Scripts

I'm not quite ready to leave tomorrow, but I'm getting there. I have done more than a few loads of laundry, both so I have something to pack and people here have something to wear. I have the menu done. I've completed my homework for my class and sent it in. I've left several documentaries for people to watch so we can continue to check things off the school list. I have thought a lot about what books I am going to bring. I have not thought at all about what clothes I'm going to pack, so I suppose I should do that. And today, I have spent significant amounts of time working on R.'s script with her.

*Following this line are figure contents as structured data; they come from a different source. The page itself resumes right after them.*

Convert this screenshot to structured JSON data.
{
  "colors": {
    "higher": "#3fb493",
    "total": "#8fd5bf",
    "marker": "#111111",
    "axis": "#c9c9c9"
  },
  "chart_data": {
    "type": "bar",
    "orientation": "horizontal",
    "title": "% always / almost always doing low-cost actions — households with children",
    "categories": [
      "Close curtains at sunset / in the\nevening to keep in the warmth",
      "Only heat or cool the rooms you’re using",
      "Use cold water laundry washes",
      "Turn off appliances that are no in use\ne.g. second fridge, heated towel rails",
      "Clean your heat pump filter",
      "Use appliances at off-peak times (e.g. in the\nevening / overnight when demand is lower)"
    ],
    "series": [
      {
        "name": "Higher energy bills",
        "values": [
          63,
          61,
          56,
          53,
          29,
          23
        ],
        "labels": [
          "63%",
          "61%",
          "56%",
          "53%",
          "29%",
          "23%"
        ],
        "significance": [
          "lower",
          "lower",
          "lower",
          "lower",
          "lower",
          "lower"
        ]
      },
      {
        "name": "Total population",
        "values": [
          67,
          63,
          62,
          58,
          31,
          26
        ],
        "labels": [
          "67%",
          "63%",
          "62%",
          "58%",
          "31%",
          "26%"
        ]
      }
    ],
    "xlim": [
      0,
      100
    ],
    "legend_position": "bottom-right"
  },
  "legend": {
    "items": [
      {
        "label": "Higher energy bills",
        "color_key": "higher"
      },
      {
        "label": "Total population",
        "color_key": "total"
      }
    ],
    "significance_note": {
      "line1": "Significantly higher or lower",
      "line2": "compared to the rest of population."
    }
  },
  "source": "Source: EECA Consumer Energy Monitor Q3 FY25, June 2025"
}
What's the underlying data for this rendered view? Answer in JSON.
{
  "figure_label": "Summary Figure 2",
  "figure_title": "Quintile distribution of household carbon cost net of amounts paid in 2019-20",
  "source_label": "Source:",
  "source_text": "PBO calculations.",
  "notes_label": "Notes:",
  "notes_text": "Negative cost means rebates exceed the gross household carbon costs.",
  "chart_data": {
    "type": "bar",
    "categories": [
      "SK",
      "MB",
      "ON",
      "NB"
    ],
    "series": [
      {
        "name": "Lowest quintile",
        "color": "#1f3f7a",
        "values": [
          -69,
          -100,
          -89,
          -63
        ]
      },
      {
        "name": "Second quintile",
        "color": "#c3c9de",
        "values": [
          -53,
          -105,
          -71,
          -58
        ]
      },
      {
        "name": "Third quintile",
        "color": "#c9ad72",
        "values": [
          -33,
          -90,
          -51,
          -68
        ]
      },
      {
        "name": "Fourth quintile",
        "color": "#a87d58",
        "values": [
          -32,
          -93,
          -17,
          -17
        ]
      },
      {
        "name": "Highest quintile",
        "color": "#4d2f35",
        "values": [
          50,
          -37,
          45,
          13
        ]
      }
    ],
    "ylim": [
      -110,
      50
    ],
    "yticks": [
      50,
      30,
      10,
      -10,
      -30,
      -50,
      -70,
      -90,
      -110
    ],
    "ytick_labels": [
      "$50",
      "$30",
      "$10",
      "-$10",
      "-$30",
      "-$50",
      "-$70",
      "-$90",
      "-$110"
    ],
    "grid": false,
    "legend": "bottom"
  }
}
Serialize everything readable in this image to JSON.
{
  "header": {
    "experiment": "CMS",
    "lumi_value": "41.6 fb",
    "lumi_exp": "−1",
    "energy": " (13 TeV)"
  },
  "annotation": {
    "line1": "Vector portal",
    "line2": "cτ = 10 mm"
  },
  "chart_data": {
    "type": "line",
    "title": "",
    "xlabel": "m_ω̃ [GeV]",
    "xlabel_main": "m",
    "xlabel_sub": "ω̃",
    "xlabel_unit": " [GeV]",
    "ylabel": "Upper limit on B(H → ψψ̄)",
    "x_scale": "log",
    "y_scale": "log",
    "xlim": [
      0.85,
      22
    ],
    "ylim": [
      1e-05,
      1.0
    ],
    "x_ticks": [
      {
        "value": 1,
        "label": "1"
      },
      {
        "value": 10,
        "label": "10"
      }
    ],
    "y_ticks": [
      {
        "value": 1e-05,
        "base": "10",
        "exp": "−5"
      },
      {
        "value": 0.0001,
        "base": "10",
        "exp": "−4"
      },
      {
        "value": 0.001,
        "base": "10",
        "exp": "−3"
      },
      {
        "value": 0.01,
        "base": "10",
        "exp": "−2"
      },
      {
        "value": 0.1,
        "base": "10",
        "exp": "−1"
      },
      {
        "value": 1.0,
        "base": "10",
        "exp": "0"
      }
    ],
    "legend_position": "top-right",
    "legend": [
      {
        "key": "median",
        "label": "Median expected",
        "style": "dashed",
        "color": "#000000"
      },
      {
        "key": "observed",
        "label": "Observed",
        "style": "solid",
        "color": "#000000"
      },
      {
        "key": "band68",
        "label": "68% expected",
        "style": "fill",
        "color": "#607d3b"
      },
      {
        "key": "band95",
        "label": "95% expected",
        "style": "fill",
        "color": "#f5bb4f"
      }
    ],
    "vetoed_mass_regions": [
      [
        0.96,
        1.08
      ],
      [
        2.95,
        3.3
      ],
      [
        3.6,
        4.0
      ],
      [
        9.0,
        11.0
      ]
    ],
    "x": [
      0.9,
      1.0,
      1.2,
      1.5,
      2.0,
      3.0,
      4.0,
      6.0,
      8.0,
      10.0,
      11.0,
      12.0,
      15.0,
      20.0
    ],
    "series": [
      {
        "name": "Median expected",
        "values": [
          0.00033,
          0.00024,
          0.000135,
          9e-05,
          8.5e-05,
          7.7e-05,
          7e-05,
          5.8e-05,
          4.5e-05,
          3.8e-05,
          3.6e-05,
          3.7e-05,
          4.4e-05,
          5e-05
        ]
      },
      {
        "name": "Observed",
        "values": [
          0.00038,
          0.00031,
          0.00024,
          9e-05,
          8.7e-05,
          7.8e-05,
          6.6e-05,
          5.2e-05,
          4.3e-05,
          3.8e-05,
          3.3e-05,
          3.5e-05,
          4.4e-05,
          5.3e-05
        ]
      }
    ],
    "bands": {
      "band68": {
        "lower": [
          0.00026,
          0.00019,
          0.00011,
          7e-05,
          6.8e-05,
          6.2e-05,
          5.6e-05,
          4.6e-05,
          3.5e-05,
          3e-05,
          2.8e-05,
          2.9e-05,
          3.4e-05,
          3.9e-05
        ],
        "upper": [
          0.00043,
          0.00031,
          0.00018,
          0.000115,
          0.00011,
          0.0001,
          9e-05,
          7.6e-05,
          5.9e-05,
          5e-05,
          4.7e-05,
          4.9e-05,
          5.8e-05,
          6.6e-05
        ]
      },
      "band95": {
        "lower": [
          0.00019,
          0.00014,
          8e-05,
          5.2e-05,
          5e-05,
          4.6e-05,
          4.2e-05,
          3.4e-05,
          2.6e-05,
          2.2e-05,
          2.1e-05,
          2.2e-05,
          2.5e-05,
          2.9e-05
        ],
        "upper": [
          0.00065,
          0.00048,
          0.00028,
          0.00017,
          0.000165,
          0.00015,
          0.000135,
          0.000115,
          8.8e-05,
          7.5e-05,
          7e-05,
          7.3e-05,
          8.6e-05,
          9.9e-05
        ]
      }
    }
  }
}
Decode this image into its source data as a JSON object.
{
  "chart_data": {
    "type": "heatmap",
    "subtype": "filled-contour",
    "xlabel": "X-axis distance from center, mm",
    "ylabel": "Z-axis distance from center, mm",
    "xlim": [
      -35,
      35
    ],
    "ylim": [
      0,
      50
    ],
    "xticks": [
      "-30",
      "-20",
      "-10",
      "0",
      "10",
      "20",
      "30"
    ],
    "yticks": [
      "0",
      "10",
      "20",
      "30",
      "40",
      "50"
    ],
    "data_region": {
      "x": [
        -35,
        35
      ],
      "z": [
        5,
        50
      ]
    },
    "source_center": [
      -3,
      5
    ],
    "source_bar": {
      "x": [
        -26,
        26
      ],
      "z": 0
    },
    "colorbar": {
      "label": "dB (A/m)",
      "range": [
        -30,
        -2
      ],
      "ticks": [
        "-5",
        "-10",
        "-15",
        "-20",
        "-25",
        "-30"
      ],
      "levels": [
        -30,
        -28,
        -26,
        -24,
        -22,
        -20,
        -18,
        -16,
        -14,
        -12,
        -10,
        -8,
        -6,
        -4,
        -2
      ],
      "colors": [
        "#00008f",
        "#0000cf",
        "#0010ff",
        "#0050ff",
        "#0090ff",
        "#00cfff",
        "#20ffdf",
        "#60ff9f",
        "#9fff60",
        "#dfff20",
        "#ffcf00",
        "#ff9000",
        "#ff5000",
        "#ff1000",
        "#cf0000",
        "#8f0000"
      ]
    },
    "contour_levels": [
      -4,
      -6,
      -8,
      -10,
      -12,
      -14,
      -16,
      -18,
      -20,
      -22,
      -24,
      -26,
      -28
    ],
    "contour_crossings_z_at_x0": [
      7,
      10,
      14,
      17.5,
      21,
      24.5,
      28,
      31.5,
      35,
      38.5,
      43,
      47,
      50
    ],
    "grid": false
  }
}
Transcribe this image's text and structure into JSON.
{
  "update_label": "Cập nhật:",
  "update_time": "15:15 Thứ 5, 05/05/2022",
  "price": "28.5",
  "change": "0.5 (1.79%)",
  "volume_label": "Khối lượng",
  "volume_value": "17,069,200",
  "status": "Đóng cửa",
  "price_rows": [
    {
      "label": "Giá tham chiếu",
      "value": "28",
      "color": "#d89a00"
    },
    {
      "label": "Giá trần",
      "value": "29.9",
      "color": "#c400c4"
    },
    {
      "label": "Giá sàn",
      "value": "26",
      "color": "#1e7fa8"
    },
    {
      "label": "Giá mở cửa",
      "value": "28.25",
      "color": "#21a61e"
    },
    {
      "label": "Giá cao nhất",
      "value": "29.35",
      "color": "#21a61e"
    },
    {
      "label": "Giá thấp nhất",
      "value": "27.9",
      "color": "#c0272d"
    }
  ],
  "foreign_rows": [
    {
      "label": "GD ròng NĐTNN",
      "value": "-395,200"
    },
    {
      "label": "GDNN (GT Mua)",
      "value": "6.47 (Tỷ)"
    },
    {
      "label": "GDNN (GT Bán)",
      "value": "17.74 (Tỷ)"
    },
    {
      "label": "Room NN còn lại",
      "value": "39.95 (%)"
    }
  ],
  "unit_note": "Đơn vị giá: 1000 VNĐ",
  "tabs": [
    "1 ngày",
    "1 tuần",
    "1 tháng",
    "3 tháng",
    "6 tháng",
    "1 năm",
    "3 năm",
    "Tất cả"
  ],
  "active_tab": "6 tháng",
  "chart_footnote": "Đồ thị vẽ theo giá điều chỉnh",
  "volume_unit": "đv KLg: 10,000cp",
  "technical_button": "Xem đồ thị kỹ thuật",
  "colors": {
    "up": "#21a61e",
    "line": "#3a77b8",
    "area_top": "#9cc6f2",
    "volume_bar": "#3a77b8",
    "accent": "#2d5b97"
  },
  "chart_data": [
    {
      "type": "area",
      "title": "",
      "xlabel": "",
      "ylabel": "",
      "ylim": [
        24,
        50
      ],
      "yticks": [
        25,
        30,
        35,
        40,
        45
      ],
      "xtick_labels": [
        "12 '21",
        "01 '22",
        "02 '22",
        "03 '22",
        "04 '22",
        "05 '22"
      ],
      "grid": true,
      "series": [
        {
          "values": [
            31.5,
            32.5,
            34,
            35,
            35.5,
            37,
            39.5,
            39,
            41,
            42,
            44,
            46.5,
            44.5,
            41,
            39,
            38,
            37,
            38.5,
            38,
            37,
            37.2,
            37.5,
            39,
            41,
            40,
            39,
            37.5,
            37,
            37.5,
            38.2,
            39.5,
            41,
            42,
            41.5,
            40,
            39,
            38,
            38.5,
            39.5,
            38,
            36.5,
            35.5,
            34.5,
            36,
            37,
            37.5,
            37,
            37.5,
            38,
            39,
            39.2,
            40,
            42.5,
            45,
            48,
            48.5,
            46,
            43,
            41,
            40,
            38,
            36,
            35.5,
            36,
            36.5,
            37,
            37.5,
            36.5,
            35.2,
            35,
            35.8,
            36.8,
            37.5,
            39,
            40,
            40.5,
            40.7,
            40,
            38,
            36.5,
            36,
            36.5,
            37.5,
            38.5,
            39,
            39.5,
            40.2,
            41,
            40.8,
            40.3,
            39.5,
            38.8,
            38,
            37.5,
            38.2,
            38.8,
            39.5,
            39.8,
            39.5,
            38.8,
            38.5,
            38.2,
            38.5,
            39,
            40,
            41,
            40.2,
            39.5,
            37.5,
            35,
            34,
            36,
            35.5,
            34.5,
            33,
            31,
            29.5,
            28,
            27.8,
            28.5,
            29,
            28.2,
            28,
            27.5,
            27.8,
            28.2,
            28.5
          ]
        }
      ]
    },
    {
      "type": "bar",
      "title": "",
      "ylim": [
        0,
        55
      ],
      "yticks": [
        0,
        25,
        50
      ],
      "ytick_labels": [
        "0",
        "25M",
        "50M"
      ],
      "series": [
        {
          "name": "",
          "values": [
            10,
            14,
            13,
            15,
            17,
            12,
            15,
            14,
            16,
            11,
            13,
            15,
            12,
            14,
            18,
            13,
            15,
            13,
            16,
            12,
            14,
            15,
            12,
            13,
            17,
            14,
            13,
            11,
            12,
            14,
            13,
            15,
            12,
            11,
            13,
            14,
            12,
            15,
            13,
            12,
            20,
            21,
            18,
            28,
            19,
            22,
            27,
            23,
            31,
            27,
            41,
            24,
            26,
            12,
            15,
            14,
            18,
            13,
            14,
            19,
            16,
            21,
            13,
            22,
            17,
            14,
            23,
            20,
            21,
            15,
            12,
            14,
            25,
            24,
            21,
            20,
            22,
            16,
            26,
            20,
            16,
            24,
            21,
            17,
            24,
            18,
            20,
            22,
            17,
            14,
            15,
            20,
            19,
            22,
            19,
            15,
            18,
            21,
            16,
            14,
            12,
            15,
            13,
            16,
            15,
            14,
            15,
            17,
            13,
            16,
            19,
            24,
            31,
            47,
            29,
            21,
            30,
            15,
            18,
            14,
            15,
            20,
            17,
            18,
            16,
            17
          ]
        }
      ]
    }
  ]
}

Things had been fairly calm up to today given that I am leaving for the weekend. Today, though, as I'm walking back from the barn., L. runs out to let me know that R. had a seizure. My first question, of course, was, "Does she still have all her teeth?" She did, thank goodness. But it still did not bode well for the day or the weekend. When I got into the house, she was still not quite herself. But I got her some medicine and sitting back down so she could finish eating her breakfast. (Like many children with a trauma history, protein... lots of it in regular intervals... is proving crucial to her ability to maintain equilibrium.) I sat next to her while I was eating my breakfast, so that helped and she managed to get it down. 

I then decided that I needed to approach this head on. We spent a long time talking about me going to Arizona. Why I was going, what I was going to be doing, and when I would be back. We then talked about what she can do whenever she feels anxious about me going (or being gone). She is first going to say to herself out loud, "My Mommy comes back." This alone has the ability to knock her anxiety down a step. We practiced today, every time she was anxious, her saying this phrase. It took a bit of coaching for her to remember, but every time she said it, I could watch her body unfold and relax just a little bit. We then talked about what she can do while I am gone. She can tell Daddy she is feeling worried or sad. We talked about what Daddy would do if she told him that. (Give her a hug, read a book, etc.) We talked about sometimes being able to call me on the phone so we could talk. She was also a little sad that she couldn't see Grammy, too, so she spent some time drawing pictures for her that I can take. I told her I would take a picture of them where ever Grammy decided to display them. This pleased her and also had the added bonus of giving her something to look forward to over the weekend. We talked about the things she could do so to entertain herself (helping Daddy, riding her scooter, playing with an activity box, drawing pictures, etc.) 

These were not one time conversations. I had all of these conversations many times over the course of the day, and then J. got to have the same conversations after he got home from work. We also practiced doing some deep breathing after she reminded herself that I was going to come back. J. added some activities that they could do together over the weekend. As of right now, she is balanced and not showing significant anxiety. She has also been able to look forward to some of the things she will be doing over the weekend.

Just being able to manage these conversations without disassociating is kind of huge step for her. Her ability to stay in the moment even if it feels a little uncomfortable is slowly growing. Disassociation is still her go-to coping mechanism, but sometimes she can over ride her initial instinct. It is one of those small steps that is actually kind of huge. She also has a little more language now, so this also makes conversations a little more possible. You learn to appreciate the baby steps, especially after years of barely seeing any progress at all.

I'm not planning on taking a computer with me, so I probably won't be doing much... if any... blogging. I do plan on visiting with my mom, sitting in the warmth and reading, visiting with some friends, and doing a little piano judging, because that is ostensibly the reason I'm going. If you think of it, say a quick prayer for J. and R. That they both are able to sleep and that the weekend is blissfully dull.